# Wer macht mit?STORCK Bikechallange



## SteffenScott (26. März 2004)

Wollt mal frgen wer da mitmacht,ich werd alle 3rennen fahren
link: www.bike-challenge.com


hab den link mal berichtigt...gruzz michael


----------



## Tjard (26. März 2004)

Hallo Racer,
ich fahre auch die komplette Serie mit 

Weißt du, ob es Rabatt gibt, wenn man alle 3 Rennen bucht?
Bist du schon mal eine der Strecken gefahren?

Bis dann
Tjard
PS: In der URL, die du angegeben hast ist ein kleiner Tippfehler 'a'


----------



## MTB-News.de




----------



## HeinerFD (26. März 2004)

Tjard schrieb:
			
		

> Hallo Racer,
> ...
> Bist du schon mal eine der Strecken gefahren?
> ...



Die drei Strecken dürften allesamt neu sein.

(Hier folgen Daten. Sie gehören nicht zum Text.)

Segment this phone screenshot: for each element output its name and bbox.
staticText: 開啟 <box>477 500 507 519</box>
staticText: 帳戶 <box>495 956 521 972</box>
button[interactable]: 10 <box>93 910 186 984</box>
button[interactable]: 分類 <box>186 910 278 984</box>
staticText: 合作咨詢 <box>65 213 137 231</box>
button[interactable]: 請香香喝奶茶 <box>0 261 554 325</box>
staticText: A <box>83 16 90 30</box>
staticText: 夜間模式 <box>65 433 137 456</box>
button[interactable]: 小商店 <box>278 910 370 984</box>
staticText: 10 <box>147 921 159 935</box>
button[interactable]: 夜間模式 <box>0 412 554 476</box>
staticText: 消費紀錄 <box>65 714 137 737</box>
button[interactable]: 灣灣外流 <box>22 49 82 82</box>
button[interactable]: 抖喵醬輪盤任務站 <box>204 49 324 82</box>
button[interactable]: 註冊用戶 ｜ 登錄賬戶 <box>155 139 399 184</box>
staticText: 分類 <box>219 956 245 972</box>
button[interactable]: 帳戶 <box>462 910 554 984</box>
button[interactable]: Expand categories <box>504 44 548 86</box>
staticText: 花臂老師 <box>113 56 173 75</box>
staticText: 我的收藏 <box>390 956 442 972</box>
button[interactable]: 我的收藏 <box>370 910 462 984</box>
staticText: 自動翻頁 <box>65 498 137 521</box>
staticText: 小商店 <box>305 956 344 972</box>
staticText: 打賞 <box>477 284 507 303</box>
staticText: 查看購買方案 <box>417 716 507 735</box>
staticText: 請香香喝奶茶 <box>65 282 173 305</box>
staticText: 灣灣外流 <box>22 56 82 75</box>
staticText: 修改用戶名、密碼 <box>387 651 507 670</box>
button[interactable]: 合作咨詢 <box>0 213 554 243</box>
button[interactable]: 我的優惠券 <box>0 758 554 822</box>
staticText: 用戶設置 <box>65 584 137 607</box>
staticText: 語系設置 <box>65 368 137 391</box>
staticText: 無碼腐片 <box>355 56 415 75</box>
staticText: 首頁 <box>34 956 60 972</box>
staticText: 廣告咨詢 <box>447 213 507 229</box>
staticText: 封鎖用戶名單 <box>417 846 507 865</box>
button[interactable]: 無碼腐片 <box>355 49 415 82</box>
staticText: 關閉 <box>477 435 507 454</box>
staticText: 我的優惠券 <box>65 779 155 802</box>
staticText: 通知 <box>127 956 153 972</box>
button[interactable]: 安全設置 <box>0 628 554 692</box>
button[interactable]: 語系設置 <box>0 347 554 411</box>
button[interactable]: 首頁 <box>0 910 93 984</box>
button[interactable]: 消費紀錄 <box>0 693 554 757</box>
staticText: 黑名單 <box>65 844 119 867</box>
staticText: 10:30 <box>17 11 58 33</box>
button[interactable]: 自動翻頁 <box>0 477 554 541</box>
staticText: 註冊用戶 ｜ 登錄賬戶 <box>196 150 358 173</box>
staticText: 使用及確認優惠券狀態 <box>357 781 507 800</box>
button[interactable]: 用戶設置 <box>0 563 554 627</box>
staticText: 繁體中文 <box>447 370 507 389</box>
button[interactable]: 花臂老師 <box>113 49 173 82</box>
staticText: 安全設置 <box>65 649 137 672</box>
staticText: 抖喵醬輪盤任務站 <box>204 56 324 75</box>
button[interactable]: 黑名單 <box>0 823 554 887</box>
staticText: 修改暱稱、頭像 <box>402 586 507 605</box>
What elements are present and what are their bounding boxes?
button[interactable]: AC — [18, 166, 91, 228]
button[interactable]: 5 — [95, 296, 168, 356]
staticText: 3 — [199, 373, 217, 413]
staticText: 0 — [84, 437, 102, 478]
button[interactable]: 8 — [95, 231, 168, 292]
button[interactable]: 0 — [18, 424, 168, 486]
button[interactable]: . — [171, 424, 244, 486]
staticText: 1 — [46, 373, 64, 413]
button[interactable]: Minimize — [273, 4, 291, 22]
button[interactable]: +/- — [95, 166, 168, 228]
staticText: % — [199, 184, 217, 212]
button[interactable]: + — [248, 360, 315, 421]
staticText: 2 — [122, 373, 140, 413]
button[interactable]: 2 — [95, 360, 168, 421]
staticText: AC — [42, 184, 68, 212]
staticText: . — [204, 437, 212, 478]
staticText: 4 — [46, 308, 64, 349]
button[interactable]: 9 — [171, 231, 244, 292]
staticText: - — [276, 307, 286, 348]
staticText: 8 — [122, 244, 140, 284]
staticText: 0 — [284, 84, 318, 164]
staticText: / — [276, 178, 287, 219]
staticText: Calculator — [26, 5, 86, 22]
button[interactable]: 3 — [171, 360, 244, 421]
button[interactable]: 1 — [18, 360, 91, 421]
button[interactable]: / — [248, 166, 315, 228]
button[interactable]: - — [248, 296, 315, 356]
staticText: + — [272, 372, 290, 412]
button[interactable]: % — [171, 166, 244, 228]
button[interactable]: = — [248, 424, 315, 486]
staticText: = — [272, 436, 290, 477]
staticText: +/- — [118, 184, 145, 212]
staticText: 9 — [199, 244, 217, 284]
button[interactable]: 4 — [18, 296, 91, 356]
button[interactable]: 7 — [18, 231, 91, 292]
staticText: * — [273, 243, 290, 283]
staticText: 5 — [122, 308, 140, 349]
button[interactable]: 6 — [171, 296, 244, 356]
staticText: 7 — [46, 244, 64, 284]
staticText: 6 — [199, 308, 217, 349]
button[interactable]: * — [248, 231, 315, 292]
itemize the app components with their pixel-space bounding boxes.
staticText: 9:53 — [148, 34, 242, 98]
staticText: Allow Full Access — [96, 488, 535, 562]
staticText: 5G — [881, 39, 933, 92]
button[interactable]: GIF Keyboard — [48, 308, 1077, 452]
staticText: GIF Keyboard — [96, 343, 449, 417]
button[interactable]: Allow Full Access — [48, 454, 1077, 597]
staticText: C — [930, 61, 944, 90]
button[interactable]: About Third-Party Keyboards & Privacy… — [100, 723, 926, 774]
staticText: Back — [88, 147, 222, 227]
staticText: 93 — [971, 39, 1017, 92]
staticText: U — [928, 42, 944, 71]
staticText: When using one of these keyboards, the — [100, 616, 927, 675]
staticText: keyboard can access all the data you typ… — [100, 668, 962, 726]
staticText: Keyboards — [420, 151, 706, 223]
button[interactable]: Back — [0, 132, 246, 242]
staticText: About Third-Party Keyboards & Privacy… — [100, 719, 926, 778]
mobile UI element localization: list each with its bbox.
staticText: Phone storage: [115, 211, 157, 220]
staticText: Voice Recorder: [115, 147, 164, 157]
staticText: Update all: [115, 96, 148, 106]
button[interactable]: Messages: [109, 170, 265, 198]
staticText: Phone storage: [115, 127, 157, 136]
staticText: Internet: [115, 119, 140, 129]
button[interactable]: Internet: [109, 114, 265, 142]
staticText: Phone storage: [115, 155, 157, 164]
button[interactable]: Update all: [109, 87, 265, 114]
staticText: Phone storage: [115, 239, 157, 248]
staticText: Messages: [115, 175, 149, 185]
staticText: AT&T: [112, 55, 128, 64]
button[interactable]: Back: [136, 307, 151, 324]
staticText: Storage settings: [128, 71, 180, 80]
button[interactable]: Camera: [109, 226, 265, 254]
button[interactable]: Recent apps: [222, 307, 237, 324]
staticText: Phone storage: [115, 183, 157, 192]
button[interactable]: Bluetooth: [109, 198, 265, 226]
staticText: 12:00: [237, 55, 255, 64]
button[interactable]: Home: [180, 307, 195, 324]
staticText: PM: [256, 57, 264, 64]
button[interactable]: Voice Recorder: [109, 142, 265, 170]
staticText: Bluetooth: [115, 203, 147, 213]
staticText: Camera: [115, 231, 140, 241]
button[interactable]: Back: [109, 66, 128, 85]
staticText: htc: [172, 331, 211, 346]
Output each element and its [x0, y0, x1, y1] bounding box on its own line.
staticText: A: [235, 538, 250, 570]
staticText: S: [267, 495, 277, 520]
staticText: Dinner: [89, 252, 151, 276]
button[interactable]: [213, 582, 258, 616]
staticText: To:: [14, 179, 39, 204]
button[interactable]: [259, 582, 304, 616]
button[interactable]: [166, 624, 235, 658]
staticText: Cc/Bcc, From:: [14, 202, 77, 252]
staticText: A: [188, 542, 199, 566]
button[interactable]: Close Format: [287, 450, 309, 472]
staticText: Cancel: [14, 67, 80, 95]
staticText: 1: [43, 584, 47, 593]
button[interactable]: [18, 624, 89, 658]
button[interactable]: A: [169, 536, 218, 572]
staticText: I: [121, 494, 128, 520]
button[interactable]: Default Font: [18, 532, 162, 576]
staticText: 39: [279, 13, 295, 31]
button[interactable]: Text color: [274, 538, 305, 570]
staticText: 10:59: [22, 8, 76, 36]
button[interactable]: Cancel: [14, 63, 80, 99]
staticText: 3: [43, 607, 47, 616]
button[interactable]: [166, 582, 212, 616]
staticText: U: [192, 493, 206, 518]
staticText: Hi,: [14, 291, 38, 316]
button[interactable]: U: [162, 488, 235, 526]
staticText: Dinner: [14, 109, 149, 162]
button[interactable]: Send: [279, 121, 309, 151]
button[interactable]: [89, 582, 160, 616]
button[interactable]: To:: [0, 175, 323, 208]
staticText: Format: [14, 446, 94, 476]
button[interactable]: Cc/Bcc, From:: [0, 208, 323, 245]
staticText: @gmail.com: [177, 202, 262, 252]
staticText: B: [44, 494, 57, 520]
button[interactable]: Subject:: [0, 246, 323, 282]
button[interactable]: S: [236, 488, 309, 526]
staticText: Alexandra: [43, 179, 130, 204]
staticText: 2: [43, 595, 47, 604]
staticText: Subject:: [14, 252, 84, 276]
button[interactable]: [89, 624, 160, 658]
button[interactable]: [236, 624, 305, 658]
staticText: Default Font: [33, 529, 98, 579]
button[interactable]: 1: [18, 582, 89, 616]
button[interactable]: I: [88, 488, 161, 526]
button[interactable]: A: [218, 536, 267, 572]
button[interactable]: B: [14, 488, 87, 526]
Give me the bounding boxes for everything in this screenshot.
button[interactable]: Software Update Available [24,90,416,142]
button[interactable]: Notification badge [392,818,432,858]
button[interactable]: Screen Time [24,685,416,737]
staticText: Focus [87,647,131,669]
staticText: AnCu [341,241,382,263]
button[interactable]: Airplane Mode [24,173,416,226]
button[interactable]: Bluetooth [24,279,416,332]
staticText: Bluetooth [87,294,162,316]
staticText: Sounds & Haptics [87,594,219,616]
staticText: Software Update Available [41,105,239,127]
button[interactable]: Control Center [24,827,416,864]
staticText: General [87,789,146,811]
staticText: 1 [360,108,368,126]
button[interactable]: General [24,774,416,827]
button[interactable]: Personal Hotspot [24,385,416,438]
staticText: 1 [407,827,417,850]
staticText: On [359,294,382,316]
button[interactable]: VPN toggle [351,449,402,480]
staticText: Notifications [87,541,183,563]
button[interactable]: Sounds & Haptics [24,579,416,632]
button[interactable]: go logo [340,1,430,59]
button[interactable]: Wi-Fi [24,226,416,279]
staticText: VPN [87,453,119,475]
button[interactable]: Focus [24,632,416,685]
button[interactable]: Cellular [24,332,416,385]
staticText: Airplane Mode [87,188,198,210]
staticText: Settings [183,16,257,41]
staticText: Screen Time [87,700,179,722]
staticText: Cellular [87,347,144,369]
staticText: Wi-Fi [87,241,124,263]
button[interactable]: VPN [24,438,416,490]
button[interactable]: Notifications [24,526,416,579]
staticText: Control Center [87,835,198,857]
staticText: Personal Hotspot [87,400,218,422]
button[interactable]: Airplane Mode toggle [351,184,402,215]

Mir ist nicht bekannt, dass da schon eimal Marathons stattgefunden hätten.

btw: ich finde es ziemlich schade, dass es die Bike-Challenge nicht mehr als XC-Rennserie gibt. Kennt Ihr Alternativen im Bereich Hessen?

Heiner


----------



## Hugo (26. März 2004)

bin dabei
auch bei allen drei
rabatt gibts leider keinen, vielleicht bekommens die organisatoren nächstes jahr auf die reihe

ich hoff nur dass inschotten dieses jahr das wetter besser wird

fahrt ihr die kurzen oder langen?
ich werd die lange fahrn


----------



## SteffenScott (26. März 2004)

weis nich meine kondition is noch nich so dolle,das erste will ich eigentlich kurz fahren und die anderen lang,is dann mit der wetung wierder *******
also denk ich werd ich alle 3 lang fahren


----------



## racer89 (26. März 2004)

hi ich versth eins nit
schotten gejört doch zu storck challenge
http://www.bike-challenge.com/schotten.php
aber auch zum hessen cup
http://www.mtb-hessencup.de/index.php?loc=rod&cont=anm
kann das sein


----------



## Principia (26. März 2004)

racer89 schrieb:
			
		

> hi ich versth eins nit
> schotten gejört doch zu storck challenge
> http://www.bike-challenge.com/schotten.php
> aber auch zum hessen cup
> ...



Samstags der Hessen-MTB-Cup für Schüler/Jugend und der 1. Lauf zur BDR-Schüler-Sichtung 2004. 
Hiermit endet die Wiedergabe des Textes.